И с этих ее слов все снова закрутилось. Он вернулся к ней, он почти не выходил из ее квартиры, только на военку, а домой хоть и старался возвращаться не поздно, но и раньше одиннадцати не получалось. Несколько раз он договаривался с Белым и не ездил встречать поезд, ребята забирали его долю товара и распределяли между собой, но деньги делили на всех по-прежнему — он сопротивлялся, но вяло, потому что деньги были нужны Тане, она ходила к частному полуподпольному гинекологу, который и операцию делал, но теперь опасался осложнений. В постели ей нельзя было почти ничего, он терпел, иногда они вообще не заходили в спальню, сидели на кухне, разговаривали обо всем, он рассказывал ей про Заячью Падь, она про свое детство, которое прошло в Восточной Германии, за окном ложились сумерки. Несмотря на предостережения врача, Таня теперь много пила, за вечер они, наливая поровну, приканчивали бутылку «Столичной», которая в доме не переводилась — Танин отец оставил чеки для «Березки», она тратила их на водку и сигареты, совершенно перестав интересоваться тряпками. Так и сидели, пока в кухне не становилось совсем темно, свет не включали, потом он собирался домой, а она, не провожая его, шла в спальню и, кое-как раздевшись, валилась в постель и засыпала, как убитая, а он уходил, захлопнув дверь.

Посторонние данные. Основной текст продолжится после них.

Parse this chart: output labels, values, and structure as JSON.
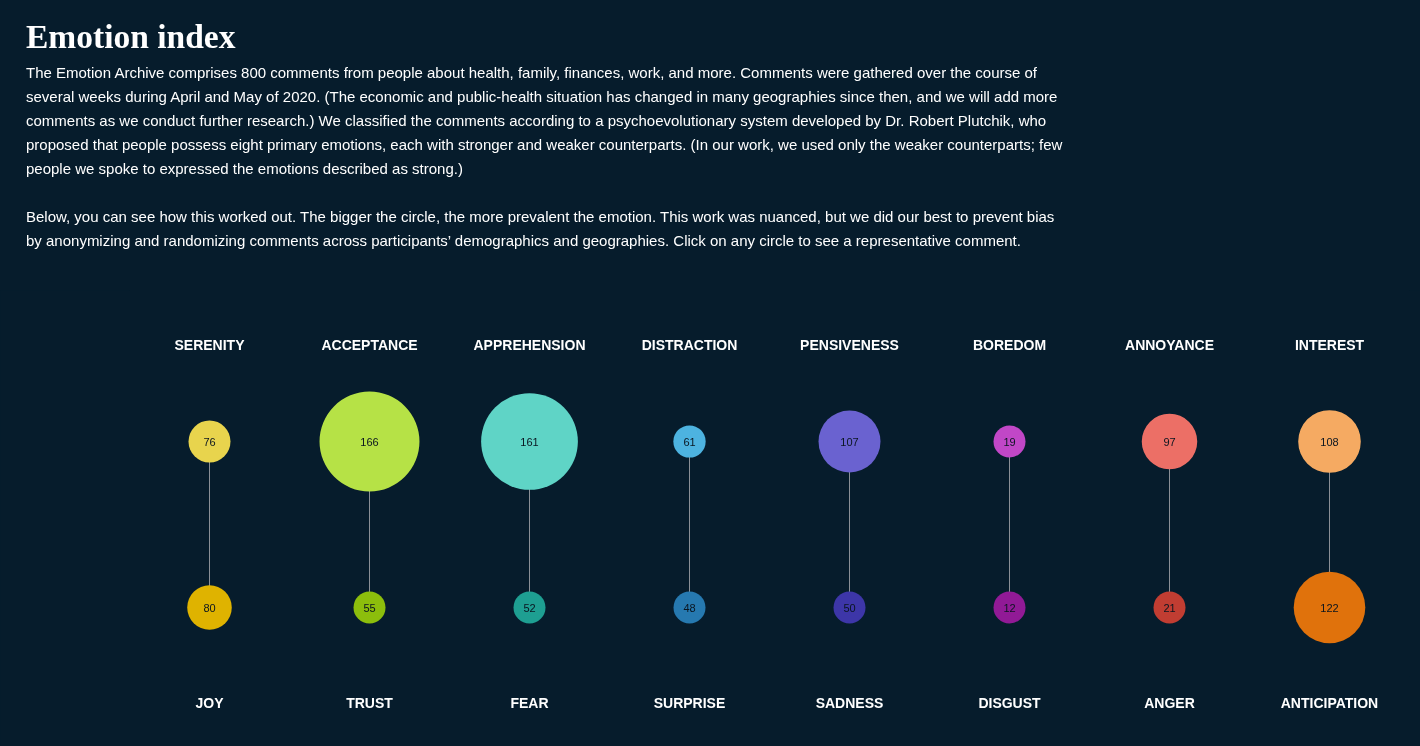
{
  "chart_data": {
    "type": "other",
    "title": "Emotion index",
    "subtitle": "The Emotion Archive comprises 800 comments from people about health, family, finances, work, and more. Comments were gathered over the course of several weeks during April and May of 2020. (The economic and public-health situation has changed in many geographies since then, and we will add more comments as we conduct further research.) We classified the comments according to a psychoevolutionary system developed by Dr. Robert Plutchik, who proposed that people possess eight primary emotions, each with stronger and weaker counterparts. (In our work, we used only the weaker counterparts; few people we spoke to expressed the emotions described as strong.)\n\nBelow, you can see how this worked out. The bigger the circle, the more prevalent the emotion. This work was nuanced, but we did our best to prevent bias by anonymizing and randomizing comments across participants’ demographics and geographies. Click on any circle to see a representative comment.",
    "categories": [
      "JOY",
      "TRUST",
      "FEAR",
      "SURPRISE",
      "SADNESS",
      "DISGUST",
      "ANGER",
      "ANTICIPATION"
    ],
    "annotations": [
      {
        "text": "SERENITY",
        "x": "JOY"
      },
      {
        "text": "ACCEPTANCE",
        "x": "TRUST"
      },
      {
        "text": "APPREHENSION",
        "x": "FEAR"
      },
      {
        "text": "DISTRACTION",
        "x": "SURPRISE"
      },
      {
        "text": "PENSIVENESS",
        "x": "SADNESS"
      },
      {
        "text": "BOREDOM",
        "x": "DISGUST"
      },
      {
        "text": "ANNOYANCE",
        "x": "ANGER"
      },
      {
        "text": "INTEREST",
        "x": "ANTICIPATION"
      }
    ],
    "data_labels": true,
    "series": [
      {
        "values": [
          76,
          166,
          161,
          61,
          107,
          19,
          97,
          108
        ],
        "colors": [
          "#e8d44d",
          "#b6e246",
          "#5fd4c6",
          "#4db3e0",
          "#6a62d0",
          "#c147c7",
          "#ec6f66",
          "#f5aa62"
        ]
      },
      {
        "values": [
          80,
          55,
          52,
          48,
          50,
          12,
          21,
          122
        ],
        "colors": [
          "#dfb300",
          "#8cbe0c",
          "#1e9f92",
          "#2679b0",
          "#3d36a8",
          "#911a96",
          "#c13d32",
          "#e0720c"
        ]
      }
    ]
  }
}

Дома, конечно, опять начался ад. Нина все поняла, но теперь уже громких скандалов не было, она только плакала по ночам, отворачиваясь от него, отталкивая его руки, но потом сдавалась и лежала, повернув в сторону мокрое лицо, как мертвая. И мать тоже что-то почувствовала, сникла, снова стала проводить целые дни в постели, несколько раз пробовала начать с ним серьезный разговор, но он сразу прерывал — «мам, ну, я тебя умоляю, от разговоров только всем хуже!» — и она замолкала.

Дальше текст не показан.